Mögliche Antworten könnten so aussehen:

Der Begründer der Individualpsychologie Alfred Adler meinte damit etwas, was heute durch die moderne Hirnfoschung mehrfach belegt ist: der Mensch kann nur in Gemeinschaft reifen und werden; als Baby, Kleinkind ist er sogar existentiell auf Gemeinschaft angewiesen (vgl. die Entdeckung der Spiegelneurone, Literatur von Damasio, Geradl Hüther, Gerhard Roth, Manfred Spitzer).
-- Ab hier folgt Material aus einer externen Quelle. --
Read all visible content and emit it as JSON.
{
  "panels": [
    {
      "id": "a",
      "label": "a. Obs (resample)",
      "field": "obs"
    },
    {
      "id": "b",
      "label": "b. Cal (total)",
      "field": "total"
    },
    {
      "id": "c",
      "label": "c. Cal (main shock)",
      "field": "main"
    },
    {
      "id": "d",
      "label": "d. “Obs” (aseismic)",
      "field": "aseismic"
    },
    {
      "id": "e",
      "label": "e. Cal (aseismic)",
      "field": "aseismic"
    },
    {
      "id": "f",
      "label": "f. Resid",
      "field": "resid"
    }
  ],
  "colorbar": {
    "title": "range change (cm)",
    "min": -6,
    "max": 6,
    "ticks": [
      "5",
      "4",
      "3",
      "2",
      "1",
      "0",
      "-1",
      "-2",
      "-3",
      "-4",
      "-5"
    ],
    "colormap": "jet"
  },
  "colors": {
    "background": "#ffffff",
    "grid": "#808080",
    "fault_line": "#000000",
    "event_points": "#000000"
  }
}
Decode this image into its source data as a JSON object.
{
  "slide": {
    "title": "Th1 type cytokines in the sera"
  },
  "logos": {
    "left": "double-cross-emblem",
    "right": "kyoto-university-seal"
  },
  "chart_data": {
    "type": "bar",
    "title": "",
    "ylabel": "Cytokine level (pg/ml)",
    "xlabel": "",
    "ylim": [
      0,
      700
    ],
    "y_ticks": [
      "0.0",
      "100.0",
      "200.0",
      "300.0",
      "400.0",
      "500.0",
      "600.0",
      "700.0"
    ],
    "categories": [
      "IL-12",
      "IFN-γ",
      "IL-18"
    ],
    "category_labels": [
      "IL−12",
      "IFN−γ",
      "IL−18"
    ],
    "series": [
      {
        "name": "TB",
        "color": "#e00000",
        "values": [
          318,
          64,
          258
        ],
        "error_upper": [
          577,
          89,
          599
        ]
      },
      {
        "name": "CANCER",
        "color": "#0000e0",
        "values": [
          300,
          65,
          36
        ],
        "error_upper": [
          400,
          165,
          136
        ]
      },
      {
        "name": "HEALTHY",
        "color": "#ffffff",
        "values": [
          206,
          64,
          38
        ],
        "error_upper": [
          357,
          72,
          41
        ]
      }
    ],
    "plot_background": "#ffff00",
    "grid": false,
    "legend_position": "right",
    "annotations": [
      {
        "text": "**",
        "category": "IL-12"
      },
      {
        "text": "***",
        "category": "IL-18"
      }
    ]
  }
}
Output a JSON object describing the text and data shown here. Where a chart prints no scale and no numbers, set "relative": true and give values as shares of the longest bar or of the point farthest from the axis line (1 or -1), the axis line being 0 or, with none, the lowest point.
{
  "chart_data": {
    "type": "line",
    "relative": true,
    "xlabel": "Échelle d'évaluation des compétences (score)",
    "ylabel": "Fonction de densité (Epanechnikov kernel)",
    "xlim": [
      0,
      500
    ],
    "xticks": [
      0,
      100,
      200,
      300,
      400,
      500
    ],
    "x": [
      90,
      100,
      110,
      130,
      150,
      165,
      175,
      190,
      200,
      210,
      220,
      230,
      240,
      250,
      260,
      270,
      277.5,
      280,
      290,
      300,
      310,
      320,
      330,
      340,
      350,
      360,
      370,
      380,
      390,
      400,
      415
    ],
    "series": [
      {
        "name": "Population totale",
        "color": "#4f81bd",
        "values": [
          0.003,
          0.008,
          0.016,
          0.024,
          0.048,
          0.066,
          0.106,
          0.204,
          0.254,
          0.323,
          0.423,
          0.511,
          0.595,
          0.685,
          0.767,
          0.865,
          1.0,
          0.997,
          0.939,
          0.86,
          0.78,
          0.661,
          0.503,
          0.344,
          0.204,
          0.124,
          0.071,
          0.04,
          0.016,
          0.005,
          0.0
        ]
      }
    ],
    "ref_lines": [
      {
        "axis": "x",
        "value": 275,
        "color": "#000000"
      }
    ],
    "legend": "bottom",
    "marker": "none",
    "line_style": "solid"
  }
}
Menschwerdung ist Beziehung, Auseinandersetzung, Bindung, Loslösung, Eingehen von neuen Bindungen. Der Mensch ist also ein soziales, auf "Rückkoppelung", Rückmeldung etc. angewiesenes Lebewesen.

Nach Untersuchungen Adlers erkranken isolierter lebende Menschen mehr oder sterben früher als Menschen, die wenige, aber tragende Kontakte haben (es geht ihm nicht um "Vereinsmeierei" - obwohl Studien belegen, dass "Vereinsmenschen" tragendere Netzwerke haben (bei allen auch vorhandenen Missbrauchsmöglichkeiten).

"Mit dem Zärtlichkeitsbedürfnis des Kindes hatte Adler lange vor John Bowlby und Harry Stack Sullivan die lebenslängliche zwischenmenschliche Bedürftigkeit des Einzelnen herausgearbeitet. Moderne Säuglingsforschung, Motivationstheorien und klinische Forschung bestätigen dies ebenso wie das folgende Zitat: „Wir alle brauchen Anerkennung von Außen. Wir messen unseren Erfolg an den Reaktionen anderer Menschen, und ohne das Gefühl, in der Gemeinschaft eine sinnvolle Aufgabe zu erfüllen, fehlt uns die Verankerung im mitmenschlichen Kreis. Unser Bedürfnis nach Anerkennung entspricht unserer Natur als Gemeinschaftswesen.“ (Quelle: Wikipedia - Gemeinschaftsgefühl).

Wo Licht ist, zeigt sich natürlich auch der von Dir aufgezeigte "Schatten": Unterdrückung des Individuums im Kollektiv, Machtmissbrauch, sich gegenüber Gemeinschaft(en), Symbolen usw. klein und unbedeutend fühlen (in D z.B. als Folgen des Dritten Reiches).
Für Adler ist deshalb zentral wichtig, dass sich Individualität und Gemeinschaft nicht gegenseitig ausschließen. Hier zeigt sich die in allen psychologischen Theorien vorhandene Polarität, Ambivalenz etc.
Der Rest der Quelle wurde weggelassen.